How do you grow a non-governmental organization? Identify local needs and local resources, and work to fulfill the former while engaging with the latter? Develop strategic objectives and a multi-year plan to see them through?

For the last several weeks, as we have reestablished YAN classes in Buea and felt confident in the teaching that we are engaged in at our 3 local schools, we have started to think about big questions like these. Organizational growth is an exciting thing to think about, but it is sometimes hard to know where to begin. Do we want to develop relationships at new school sites, with the hope that YAN might expand there in the future? Do we want to establish a fundraising base locally, by creating connections with local businesses? How can we create opportunities for our YAN alumni to continue using their newfound media skills, even after they graduate from the program? What is the best way to develop and preserve the curriculum that we are writing for YAN classes? We are still trying to answer these questions; but at this juncture, we are trying to keep our objectives small and manageable. We’re excited to keep thinking through what we want to accomplish for YAN in the months to come, and we hope to have much more to share in a month or two about where we are and where we’re going.

Even as we think big about YAN’s future, we still have a lot of teaching to do! Classes this week focused on developing students’ basic Facebook skills. Students first learned a bit about privacy and professionalism on Facebook. Then, they moved onto computers, where they completed a checklist with activities ranging from creating an account if needed, to updating privacy settings, to finding YAN friends, to adding basic information on profiles.  The last item on the checklist was to join a YAN event entitled ‘How things are done in Cameroon,’ which will be the online forum for sharing the writing students did over Christmas about a Cameroonian activity of their choice. Students even got to take profile photos with our new YAN cameras, which may have been the most fun part of class.

Our mini-lesson on camera use started with a game that Clara used to play with her students at Ecology Project International to focus on observation skills. In the game, students pair off and one pretends to be a camera while the other is a photographer. The “camera” closes his or her eyes and is led around by the “photographer,” who chooses sites for the camera to photograph. Upon a tap on the shoulder from the photographer, the “camera” opens his or her eyes, taking in the image the photographer has arranged. In our classes, these “images” ranged from landscapes of Buea Mountain to close-ups of Clara’s nose to everything in between. Students then traded human cameras for digital ones, and started taking pictures for their Facebook profiles. The resultant photos were at times serious, at times silly, and often pretty cute (three examples are below, featuring Mingeley and Emmanuel of Buea Town, Henry and Besskennie of Lycee Molyko, and a bunch of Buea Town students, respectively).

All in all, a lot is going on here!
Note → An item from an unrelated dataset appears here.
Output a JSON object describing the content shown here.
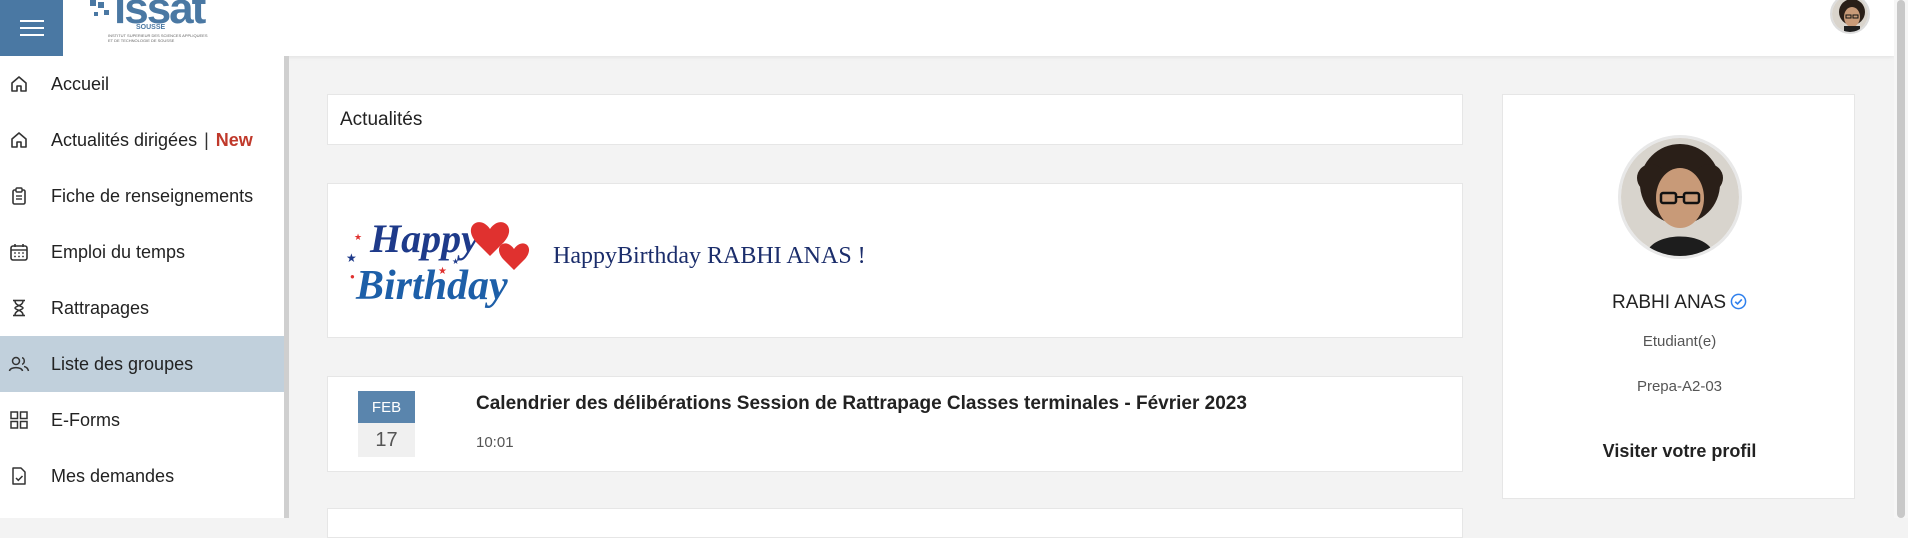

Next week, students will revise and post their writings about “How things are done in Cameroon” on Facebook, allowing them to share their work with each other and with other students in the United States.
A week ago, Clara posted Adams’ great description of how to buy goods in the market in Cameroon. This week, I wanted to introduce you all to the world of Cameroonian cooking through these awesome recipes provided by Randy and Mildred of Buea Town. (both are pictured below: Kennedy, making an odd face on the far left, and Mildred, smiling in the front left). We’re not sure if the ingredients needed are all available in the US, but we’d love it if someone back at home wants to give it a try. Enjoy!
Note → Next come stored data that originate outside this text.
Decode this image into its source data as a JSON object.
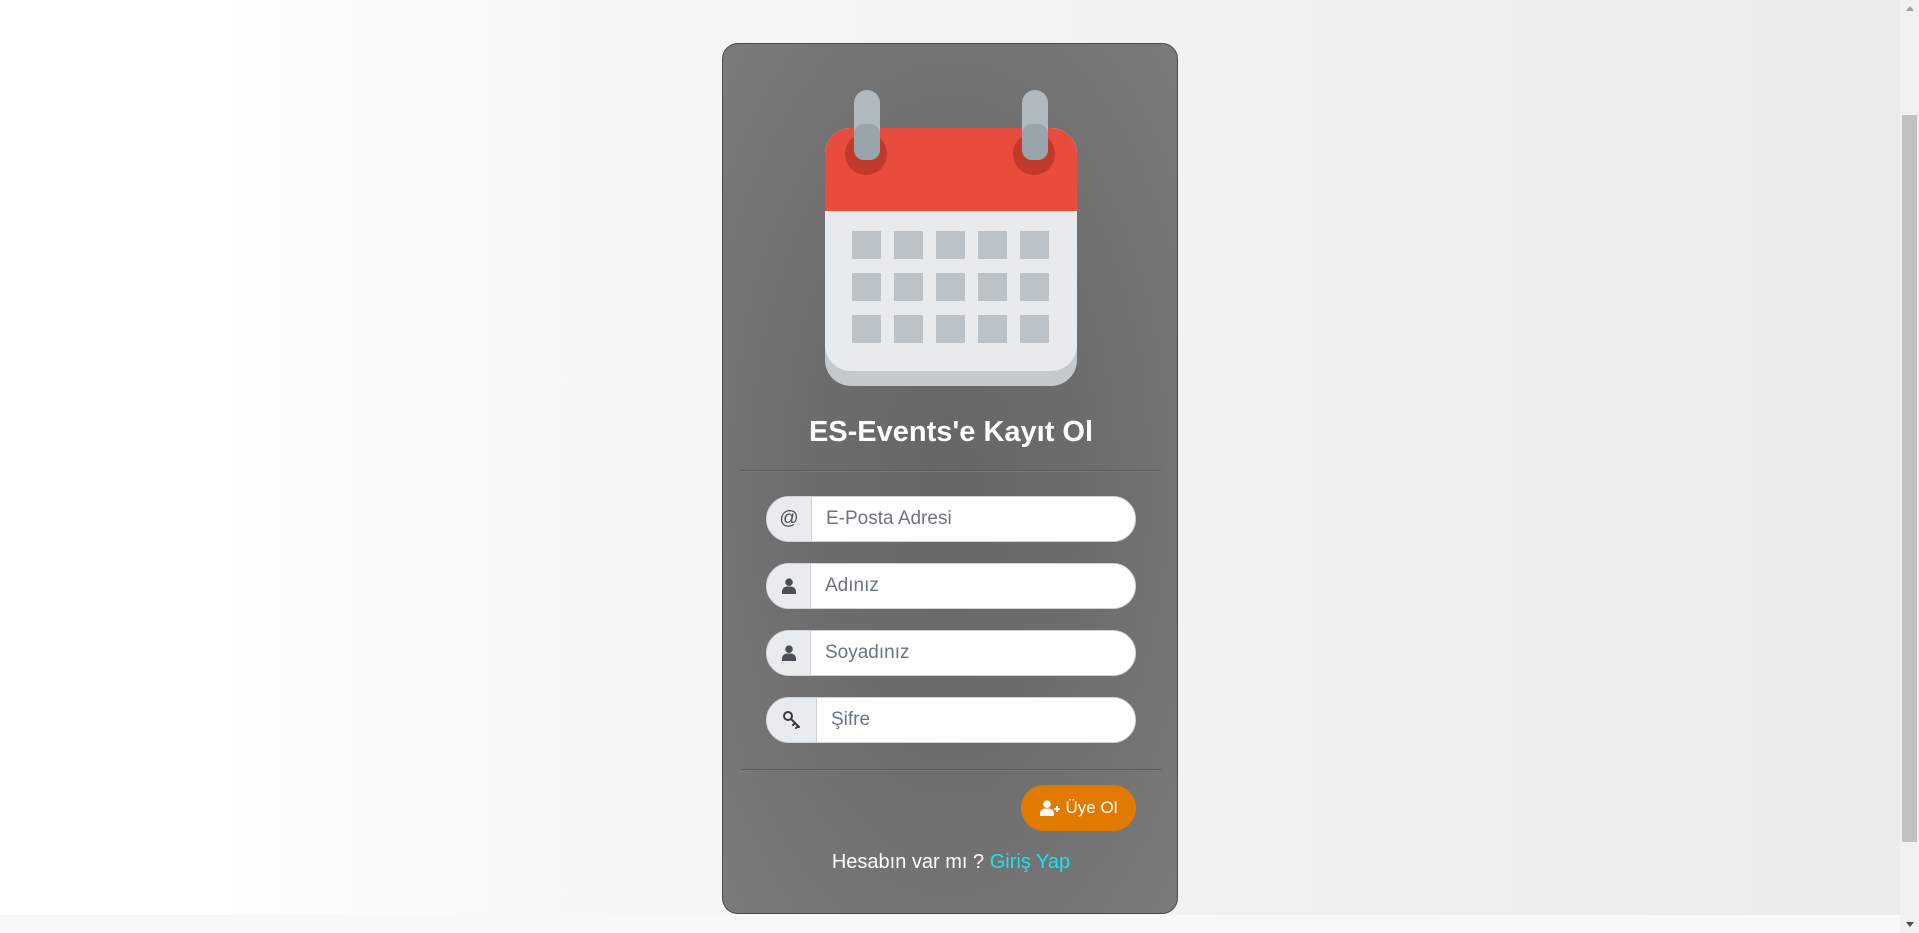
{
  "register": {
    "title": "ES-Events'e Kayıt Ol",
    "email_symbol": "@",
    "email_placeholder": "E-Posta Adresi",
    "first_name_placeholder": "Adınız",
    "last_name_placeholder": "Soyadınız",
    "password_placeholder": "Şifre",
    "submit_label": "Üye Ol",
    "login_prompt": "Hesabın var mı ?",
    "login_link": "Giriş Yap"
  },
  "icons": {
    "logo": "calendar-icon",
    "email": "at-icon",
    "first_name": "user-icon",
    "last_name": "user-icon",
    "password": "key-icon",
    "submit": "user-plus-icon"
  },
  "colors": {
    "card_bg": "#6d6d6d",
    "calendar_header": "#e74c3c",
    "submit_bg": "#e07b00",
    "link": "#19e3ef"
  }
}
How to Prepare Corn-Fufu in Cameroon—By Kennedy, GHS Buea Town
To begin with, you get your ingredients ready, like corn flour, a pot, a pestle, banana leaves, water, a sieve, etc.  Stay keen and I will elaborate on the processes in the subsequent paragraph.

Firstly, you start by boiling water in a suitable pot.  Secondly, you sieve the corn flour and winnow or wash the chaffs.  Thirdly, you move some boiling water and preserve it in a covered dish or flask.  Next, you add corn flour to the chaff and mix well in cold water to a smooth paste.  Put the mixed chaffs in the boiling water in the pot and stir well to prevent lumps or coagulation.  Then allow it to boil for some time and add corn flour to it and stir until all the flour is absorbed or well mixed.  Stirring for a while, add the preserved boiling water and cover it to simmer or boil.  Stir well for about five minutes until the stuff becomes smooth.  You then mold it into suitable balls using either warm banana leaves or a small Calabash and you serve it hot with huckleberry.
How to Prepare Coki Corn in Cameroon—by Mildred, GHS Buea Town
There are so many types of food which Cameroonians cook, but I am going to write about how Cameroonians cook coki corn. It is a food eaten by anybody at anytime of the day.

To prepare the coki corn, you need maize, pepper, salt, maggi, water, and cocoyam leaves. You can use dry or fresh maize. If it is fresh, you remove the maize from the maize stick. Then you grind the maize. After that you put it in a mortar and add some hot water, palm oil, salt, maggi and pepper, and cocoyam leaves. Then you mix until it is smooth. You then take banana leaves and warm them so that when you want to wrap the coki, the leaves will be moveable. Next you put water on the fire, and let it boil for some time, so that when the coki is ready it should not have splotchy red and white parts. You allow the coki to cook for 2 hours or 1 hour 30 minutes depending on the quantity of the coco yams, because the leaves can itch your throat if not cooked completely.

Finally, when it is ready you serve the food and eat with your hands or forks. You can eat the coki corn with plums, vegetables, or simply empty during breakfast, lunch, or super. It is very delicious.